I stood out partly out of in-bred arrogance, the latter being the coin of the realm south of the border. But I also stood out because I was generally ignorant of Canadian ways. This was pointed out to me one snowy morning by a precocious 11-year-old waiting for a bus. In Montreal, where I lived, and Toronto, where I lived next, people line up for busses in neat lines, except they call them queues, ostensibly because they're Canadian and still have a picture of the British queen on their money. Americans call queues lines. There's no real difference except lines is an easier word to spell than queue, which looks nothing like it sounds and repeats identical letters for no good reason. Queuing up also sounds kind of kinky compared to lining up. Of course, that's an American attitude; Canadians just learn how to spell it and proudly queue up for just about everything. And queuing up can't possibly sound weird to people with towns named, for example, Chibougamau.

On the other hand, Americans hate to line up for anything other than Black Friday sales and I hate to line up for anything other than powder runs and even those, not very much. In my case, it stems from my aversion to military order and general antsiness. I prefer to pace, wander, shuffle and chat up people in queues, something else Canadians tend not to do unless they know the person to whom they speak and even then, generally use hushed tones as though they were discussing troop movements during times of war or their most recent outbreak of genital herpes.

It took the aforementioned precocious Canadian youth, dressed in the fine clothes of a Westmount private school, clothes more befitting someone firmly in middle-age since that's what Westmount private schools try to turn out, to set me straight. "You're supposed to line up," he said to me in a tone generally used when one addresses a servant or underling, something I could understand since he looked like he might enjoy the labours of servants and I looked a bit clownish in oversized running shoes, thick wool socks and a muffler long enough to cozy the necks of most of the people in the queue, all of whom were wearing sensible winter coats, it being both winter and snowing.

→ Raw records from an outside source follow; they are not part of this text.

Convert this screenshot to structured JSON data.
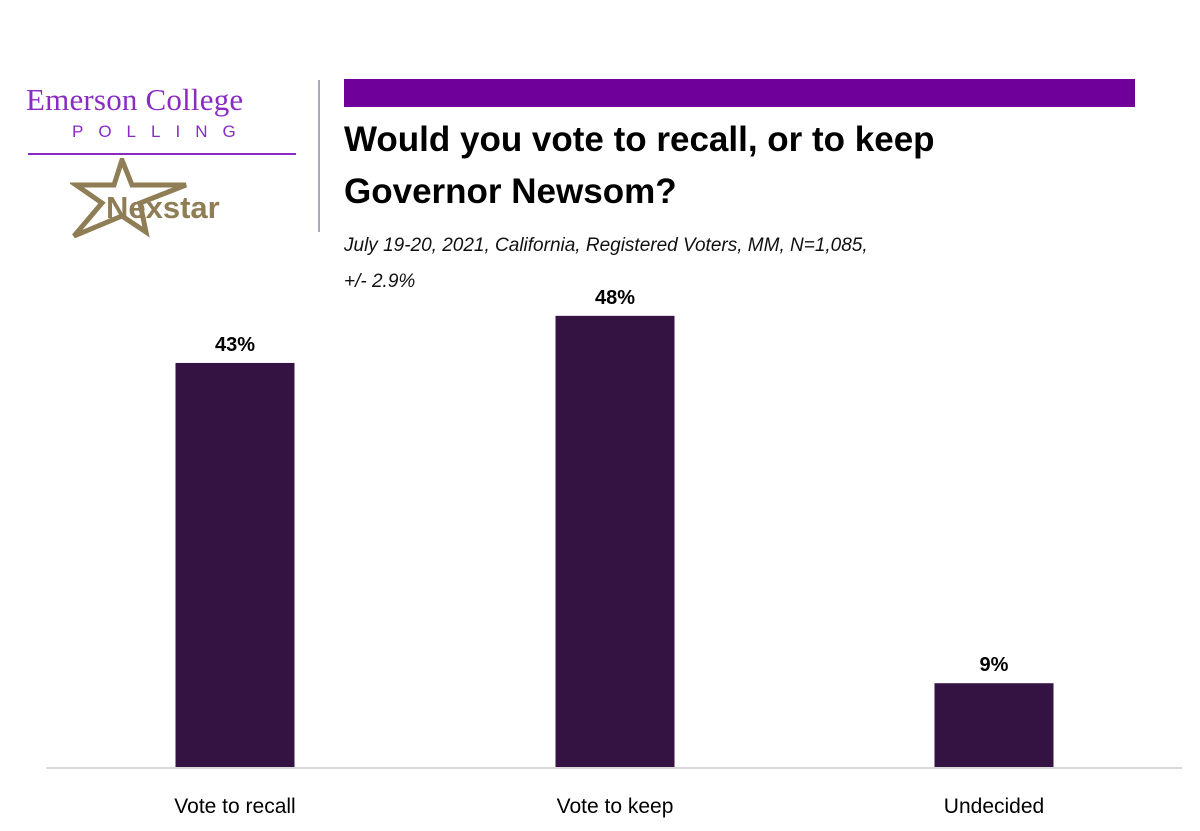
{
  "branding": {
    "emerson": "Emerson College",
    "polling": "POLLING",
    "nexstar": "Nexstar",
    "colors": {
      "emerson": "#8a2bc4",
      "nexstar": "#8f7e55",
      "accent_bar": "#6f0099"
    }
  },
  "header": {
    "title_line1": "Would you vote to recall, or to keep",
    "title_line2": "Governor Newsom?",
    "subtitle_line1": "July 19-20, 2021, California, Registered Voters, MM,  N=1,085,",
    "subtitle_line2": "+/-  2.9%"
  },
  "chart_data": {
    "type": "bar",
    "categories": [
      "Vote to recall",
      "Vote to keep",
      "Undecided"
    ],
    "values": [
      43,
      48,
      9
    ],
    "value_labels": [
      "43%",
      "48%",
      "9%"
    ],
    "ylim": [
      0,
      50
    ],
    "grid": false,
    "bar_color": "#341242",
    "axis_color": "#d9d9d9"
  }
}
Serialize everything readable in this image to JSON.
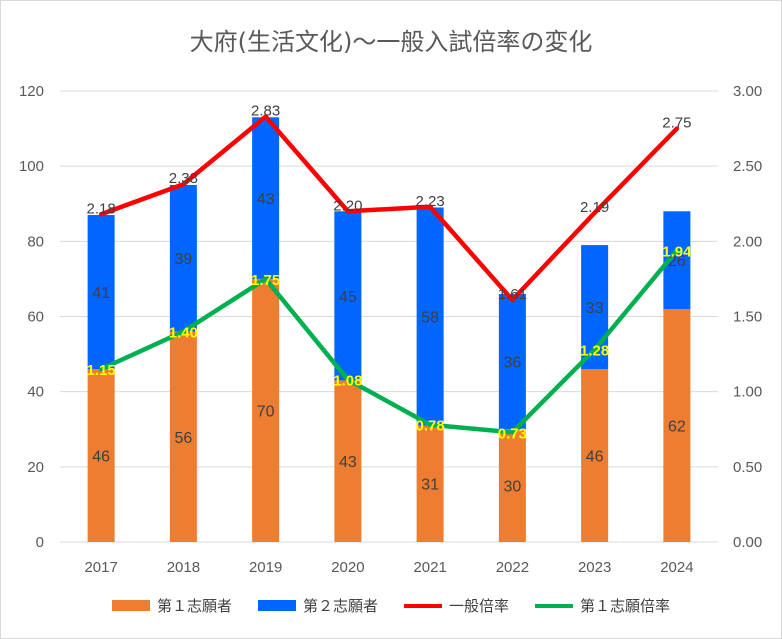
{
  "chart_data": {
    "type": "bar",
    "title": "大府(生活文化)～一般入試倍率の変化",
    "categories": [
      "2017",
      "2018",
      "2019",
      "2020",
      "2021",
      "2022",
      "2023",
      "2024"
    ],
    "left_axis": {
      "ylim": [
        0,
        120
      ],
      "ticks": [
        "0",
        "20",
        "40",
        "60",
        "80",
        "100",
        "120"
      ]
    },
    "right_axis": {
      "ylim": [
        0,
        3.0
      ],
      "ticks": [
        "0.00",
        "0.50",
        "1.00",
        "1.50",
        "2.00",
        "2.50",
        "3.00"
      ]
    },
    "stacked": true,
    "grid": true,
    "legend_position": "bottom",
    "series": [
      {
        "name": "第１志願者",
        "kind": "bar",
        "axis": "left",
        "color": "#ed7d31",
        "values": [
          46,
          56,
          70,
          43,
          31,
          30,
          46,
          62
        ],
        "labels": [
          "46",
          "56",
          "70",
          "43",
          "31",
          "30",
          "46",
          "62"
        ]
      },
      {
        "name": "第２志願者",
        "kind": "bar",
        "axis": "left",
        "color": "#0066ff",
        "values": [
          41,
          39,
          43,
          45,
          58,
          36,
          33,
          26
        ],
        "labels": [
          "41",
          "39",
          "43",
          "45",
          "58",
          "36",
          "33",
          "26"
        ]
      },
      {
        "name": "一般倍率",
        "kind": "line",
        "axis": "right",
        "color": "#ff0000",
        "values": [
          2.18,
          2.38,
          2.83,
          2.2,
          2.23,
          1.61,
          2.19,
          2.75
        ],
        "labels": [
          "2.18",
          "2.38",
          "2.83",
          "2.20",
          "2.23",
          "1.61",
          "2.19",
          "2.75"
        ]
      },
      {
        "name": "第１志願倍率",
        "kind": "line",
        "axis": "right",
        "color": "#00b050",
        "values": [
          1.15,
          1.4,
          1.75,
          1.08,
          0.78,
          0.73,
          1.28,
          1.94
        ],
        "labels": [
          "1.15",
          "1.40",
          "1.75",
          "1.08",
          "0.78",
          "0.73",
          "1.28",
          "1.94"
        ]
      }
    ]
  }
}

"I prefer to pace," I said politely.

"But you won't know when to get on the bus," he said, with what seemed like genuine concern.

"It's OK. I'll get on last," I said.

"But you're supposed to get on ahead of the people who got here after you," he said, emphatically.

Being a newly transplanted American, I was about to suggested he might need more bran in his diet. But, in what was possibly my first step to becoming Canadian, I actually tried to understand where he was coming from and stifled my natural, sarcastic self. I failed, but I tried. And really, what's more Canadian than trying?

Finally, I told him if he was really worried, I'd just get on ahead of him. His expression said that was a totally inappropriate compromise and I'd obviously failed to understand what he was trying to tell me. I got on the bus ahead of him, anyway.

One of the best things about living in Whistler is I don't often queue up for the bus. I live in Rainbow and for the most part, it's faster for me to walk home from the village — in ski boots — than it is to take the bus. And I have a car. Which means I don't have to queue for the bus but frequently have to wait in a line if I try to travel south of the village.

If I could bring myself to make a New Year's resolution, and I had any influence over the issue, I'd resolve to try to find ways to alleviate some of that congestion. While gridlock is very Canadian, it's more often found in large urban areas, not cute resort municipalities, which are generally thought of as places people go to escape urban woes like gridlock. As difficult as it might be, I'd certainly engage the Ministry of Transportation and Infrastructure and other provincial ministries to accomplish this. And I'd be looking more broadly at options other than suggesting to worker bees they drive less and queue up for the bus more.

But then, after all these years I'm still learning this Canadian thing.